定番の“魔法少女モノ”かと思われたこの作品、実は希望と絶望をくり返す少女たちの壮絶な戦いを描いたストーリーでした。

この記事で紹介する第9話から第12話までのお話は、『劇場版魔法少女まどか☆マギカ [後編] 永遠の物語』に総集編としてまとめられていますのでこちらもあわせてご覧ください。

アニメ『魔法少女まどか☆マギカ』のあらすじとネタバレ

(C)Magica Quartet/Aniplex・Madoka Movie Project

第9話 「そんなの、あたしが許さない」

“人魚の魔女”になってしまったさやか。杏子はさやかの“死体”をかかえ、ほむらの協力で結界から脱出します。

さやかを探していたまどかに、ほむらは彼女が魔女になったことを伝えます。その冷静すぎる態度に腹を立てた杏子は「こいつはさやかの親友なんだぞ」とつかみかかります。

死体の扱いに気をつけるよう忠告するほむらに杏子は「てめぇ、それでも人間か?」と反発。「もちろんちがうわ。あなたもね」と言ってほむらは去っていきます。

深夜。ベッドでうずくまるまどかにキュゥべえが声をかけてきました。キュゥべえは、すべては宇宙の寿命をのばすためだと話し始めます。

エントロピー、つまり変換するたびにロスが生じ目減りする一方のエネルギー問題を解決するため、熱力学の法則にしばられないエネルギーを探した結果、見つけたのが魔法少女の魔力だというのです。

知的生命体の感情をエネルギーに変換するテクノロジーを発明したキュゥべえたち。しかし彼らには感情がなく、宇宙を探した結果人類にたどり着いたのです。

最も効率がよいのは第二次性徴期の少女の希望と絶望の相転移のとき。ソウルジェムが燃え尽きてグリーフシードになるときに発生する膨大なエネルギーを回収するのがキュゥべえ=インキュベーターの役割だといいます。

遠い未来に人類がこの星を離れ自分たちと近い存在になるとき、エネルギーが枯渇していたら困るだろう?とキュゥべえ。

それに、契約は合意の上だから良心的だと。いつまでたってもまどかとキュゥべえはお互いを理解できません。

「いつか君は最高の魔法少女になり、そして最悪の魔女になるだろう。この宇宙のために死んでくれる気になったらいつでも声をかけて。待ってるからね」

一方、死体を部屋に持ち帰った杏子はキュゥべえに、さやかを元に戻す方法をたずねますが明確な答えは帰ってきません。

翌朝、姿を見せないさやかを仁美が気にしています。まどかはテレパシーで杏子に呼び出され学校をサボります。

「美樹さやか、助けたいと思わない?」

助けられないとわかるまであきらめたくないと杏子は言います。一番仲の良かったまどかの声なら届くかもしれない。「最後に愛と勇気が勝つ」魔法少女ってそういうものだと思い出させてくれたのはさやかだった、と杏子は笑います。

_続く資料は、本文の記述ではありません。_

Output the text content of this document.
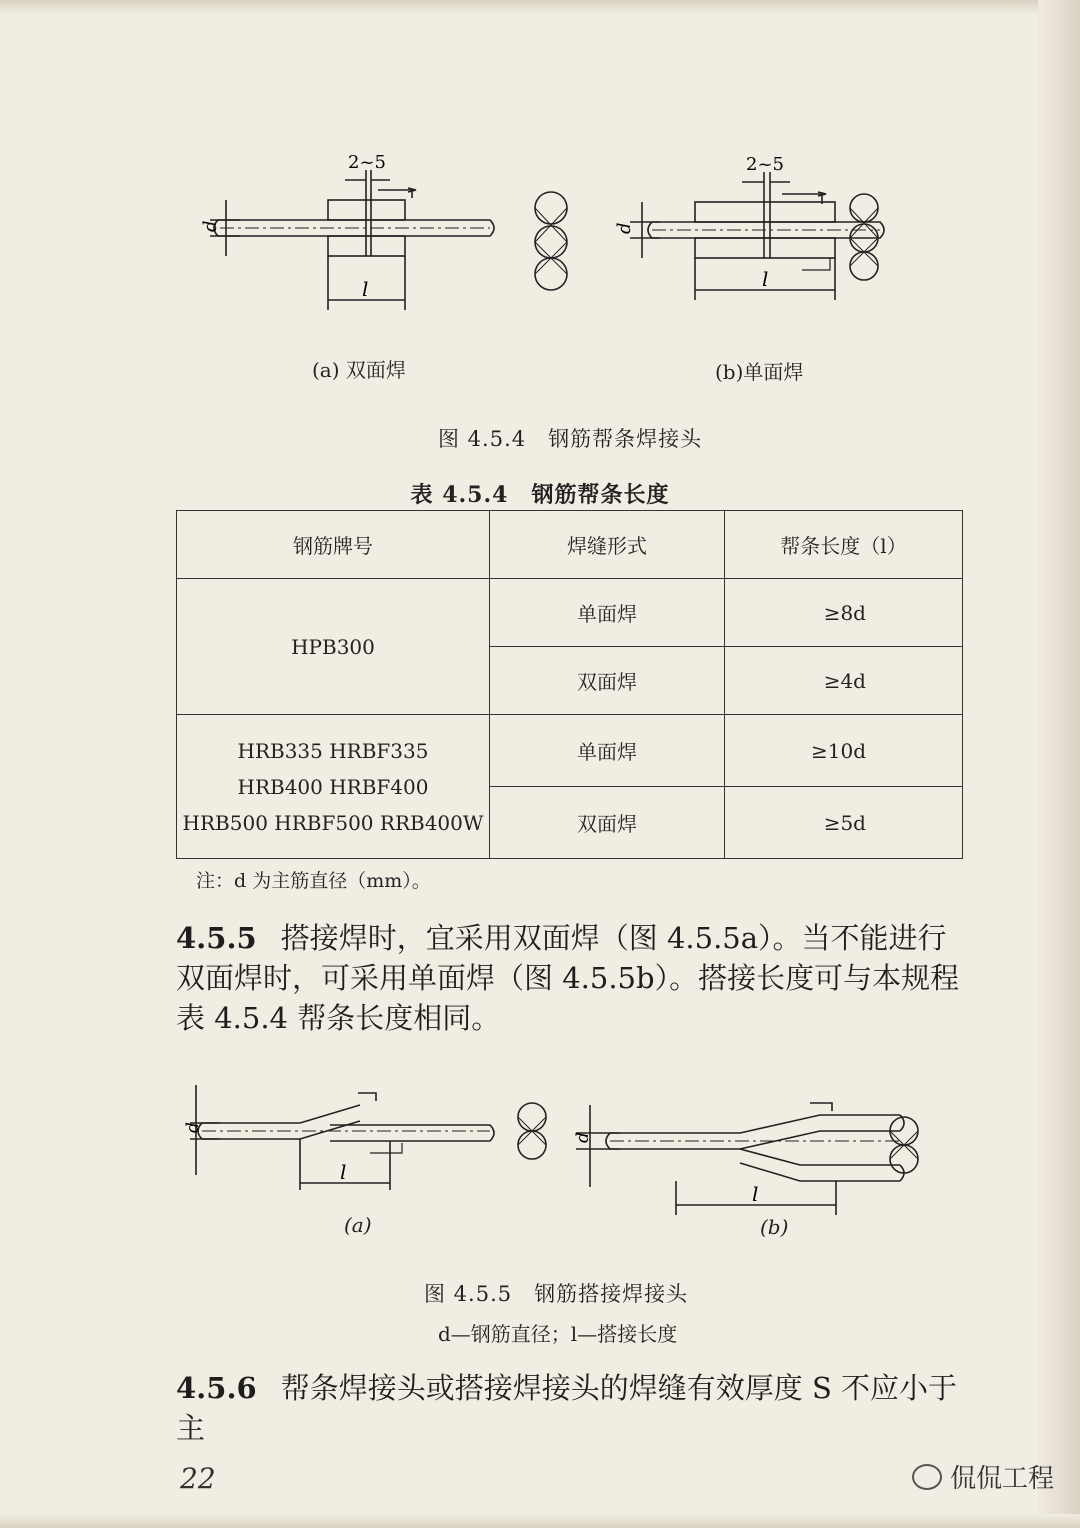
2~5	2~5
d	d
l	l
(a) 双面焊	(b)单面焊
图 4.5.4　钢筋帮条焊接头
表 4.5.4　钢筋帮条长度
钢筋牌号	焊缝形式	帮条长度（l）

HPB300	单面焊	≥8d
	双面焊	≥4d

HRB335 HRBF335
HRB400 HRBF400
HRB500 HRBF500 RRB400W	单面焊	≥10d
	双面焊	≥5d
注：d 为主筋直径（mm）。
4.5.5 搭接焊时，宜采用双面焊（图 4.5.5a）。当不能进行双面焊时，可采用单面焊（图 4.5.5b）。搭接长度可与本规程表 4.5.4 帮条长度相同。
d
d
l
l
(a)	(b)
图 4.5.5　钢筋搭接焊接头
d—钢筋直径；l—搭接长度
4.5.6 帮条焊接头或搭接焊接头的焊缝有效厚度 S 不应小于主
22	侃侃工程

まどかは手伝わせてほしいと手を差し出し、改めて自己紹介するのでした。

そのころ学校ではほむらが、まどかの欠席を不審に思い教室を抜け出していました。

“人魚の魔女”を探しながら杏子は、ほむらとはワルプルギスの夜を倒すために共闘しているだけだと言います。

まどかが、魔法少女にならない自分はずるいかとたずねると杏子は、幸せな奴が気まぐれで魔法少女になるなんて許さないと怒り、命を危険にさらすのはそうするしかない奴がすること、命がけで戦わなきゃいけないときがきたらそのとき考えればいい、と持論を展開します。

結界に侵入したふたりは魔女と対峙します。手はずどおりまどかはさやかに向けて話しかけ、杏子は防壁を展開してまどかを守ります。魔女はたくさんの車輪で無抵抗な杏子を攻撃し、防壁が破られまどかに危機が迫って初めて杏子は反撃します。

魔女がフロアを壊し杏子とまどかは落下。気を失ったまどかを抱きとめたのはほむらでした。杏子はほむらにまどかを託し、こいつはあたしが引き受ける、と祈りのポーズをとります。

「心配すんなよ、さやか。ひとりぼっちはさびしいもんな。いいよ、いっしょにいてやるよ。さやか」

全魔力を集中して“人魚の魔女”に向かう杏子。赤いソウルジェムが砕け散りました。

その夜ほむらがキュゥべえに、さやかを救える可能性があったのか尋ねると「不可能に決まってるじゃないか」という返事。

しかし杏子の脱落には大きな意味があるといいます。ワルプルギスの夜に対してほむらひとりでは勝ち目がなく、この町を守るためにはまどかが魔法少女になるしかない、とキュゥべえは企みを明かすのでした。

第10話「もう誰にも頼らない」

おさげ髪にメガネ。かつての暁美ほむらの姿です。見滝原中に転校してきたほむらは心臓が弱く、オドオドした引っ込み思案な女の子でした。

クラスの保健委員であるまどかは明るくポジティブな少女で、内気なほむらの心を解きほぐそうと積極的に話しかけてきてくれました。

長い入院生活のため勉強は遅れ、運動も苦手なほむらがコンプレックスを感じ意気消沈していると、いつの間にか結界に取り込まれていました。危機一髪のところを救ってくれたのはふたりの魔法少女、巴マミと鹿目まどかです。

先週契約したばかりだというまどかに先輩のマミは、ワルプルギスの夜がくるまでに一人前になってほしいと言っています。

そのワルプルギスの夜との戦いでマミは死に、まどかはひとりでも戦うとほむらに告げます。そして、あなたと友だちになれて本当によかった、あなたを救えたことが自慢だとほほえみが……。

戦いに敗れたまどかの死体のそばでほむらは「あなたに生きててほしかったのに」と泣き崩れます。するといつの間にか現れたキュゥべえが、叶えたい望みがあるならボクが力になるよと持ちかけてきました。

「わたしは、鹿目さんとの出会いをやり直したい。彼女に守られるわたしじゃなくて、彼女を守るわたしになりたい!」

ほむらが目を覚ますと手には紫色のソウルジェムが握られていました。

前回よりもスムーズに転校時の自己紹介ができたほむらはすかさずまどかのもとへかけ寄ります。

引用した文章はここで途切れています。